Farrell’s pedigree as an inter-county manager is punctuated by three All-Ireland titles at under-age but his first season in charge at both minor and U21 level ended in defeats. They providededucation, which he hopes will serve him well in another debut year for him as manager.
“Well look, that’s the nature of sport. There’s always going to be challenging times. I think in my first year asDublin minor manager, we got to an All-Ireland final, got beaten in that (by Tipperary), won it the second year. So the lesson I take from that is failure, you can learn a lot from it, for sure.
“And one of the challenges with this group is that they’ve been so successful, they haven’t had to endure orencounter that. Success can be a lousy teacher, and there’s an onus on us to be very, very vigilant around how we set ourselves up for the season ahead.”

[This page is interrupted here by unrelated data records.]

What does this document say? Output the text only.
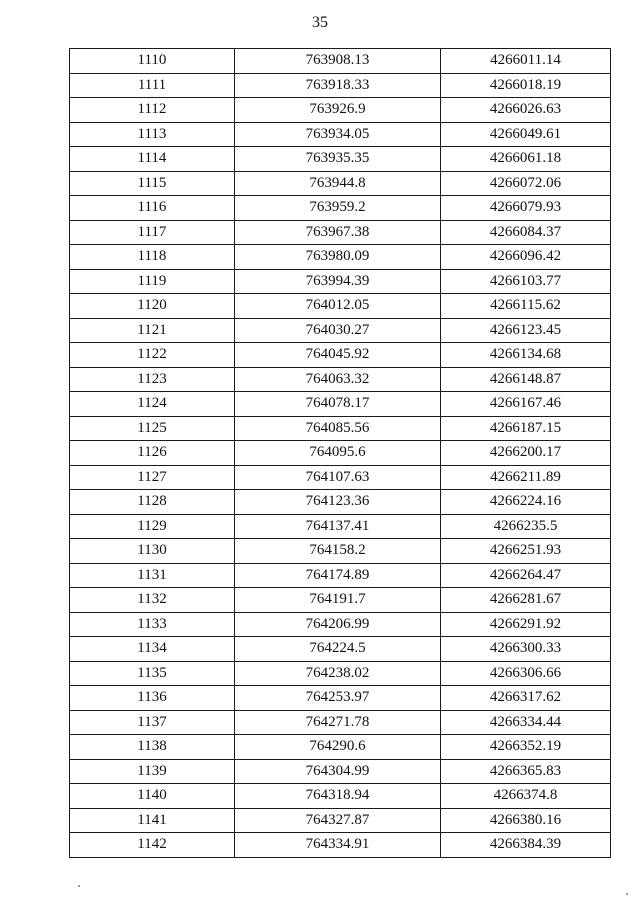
35
1110	763908.13	4266011.14
1111	763918.33	4266018.19
1112	763926.9	4266026.63
1113	763934.05	4266049.61
1114	763935.35	4266061.18
1115	763944.8	4266072.06
1116	763959.2	4266079.93
1117	763967.38	4266084.37
1118	763980.09	4266096.42
1119	763994.39	4266103.77
1120	764012.05	4266115.62
1121	764030.27	4266123.45
1122	764045.92	4266134.68
1123	764063.32	4266148.87
1124	764078.17	4266167.46
1125	764085.56	4266187.15
1126	764095.6	4266200.17
1127	764107.63	4266211.89
1128	764123.36	4266224.16
1129	764137.41	4266235.5
1130	764158.2	4266251.93
1131	764174.89	4266264.47
1132	764191.7	4266281.67
1133	764206.99	4266291.92
1134	764224.5	4266300.33
1135	764238.02	4266306.66
1136	764253.97	4266317.62
1137	764271.78	4266334.44
1138	764290.6	4266352.19
1139	764304.99	4266365.83
1140	764318.94	4266374.8
1141	764327.87	4266380.16
1142	764334.91	4266384.39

Farrell had a sit-down chat with Gavin and complimented his former team-mate for being “very open, veryhelpful”.
A large part of Gavin’s success was down to his ability to delegate and Farrell agrees it will have to be a collaborative effort off the field in his tenure as much as on it.
"The scale of the job is pretty immense. Just the scope and the breadth of it, there’s an awful lot going on. It’s very, very busy.
Even while you might think you know it from the outside looking in, because you’ve been involved or operating as a coach within that county, it has taken me by surprise in many ways, the level of work that’s gone on across various different elements of the squad and the group.
"So it is significant, for sure.”
At least Cluxton has confirmed he wishes to stay on for another season although Farrell has yet to decide if he will remain as captain — the new manager expects the goalkeeper to be out until late March as he recovers from surgery to his right shoulder.
Bernard Brogan and Eoghan O’Gara stepped aside before Christmas but Farrell has been given no indication from any others that their time is up.
“No, they’re all involved, absolutely. At the end of any season or the beginning of a new season, for senior players it’s always a concern at the best of times as to what role you’re going to have going forward and particularly when there’s a new management team in place.
“I know what that feels like, I came through seven different managers, so I can understand how some of those more senior players might feel about it, and maybe that sense of uncertainty.
"But I think, in my view anyway, they’ve all been fantastic servants of Dublin football and under our watch they’re definitely going to get a chance to stake a claim.”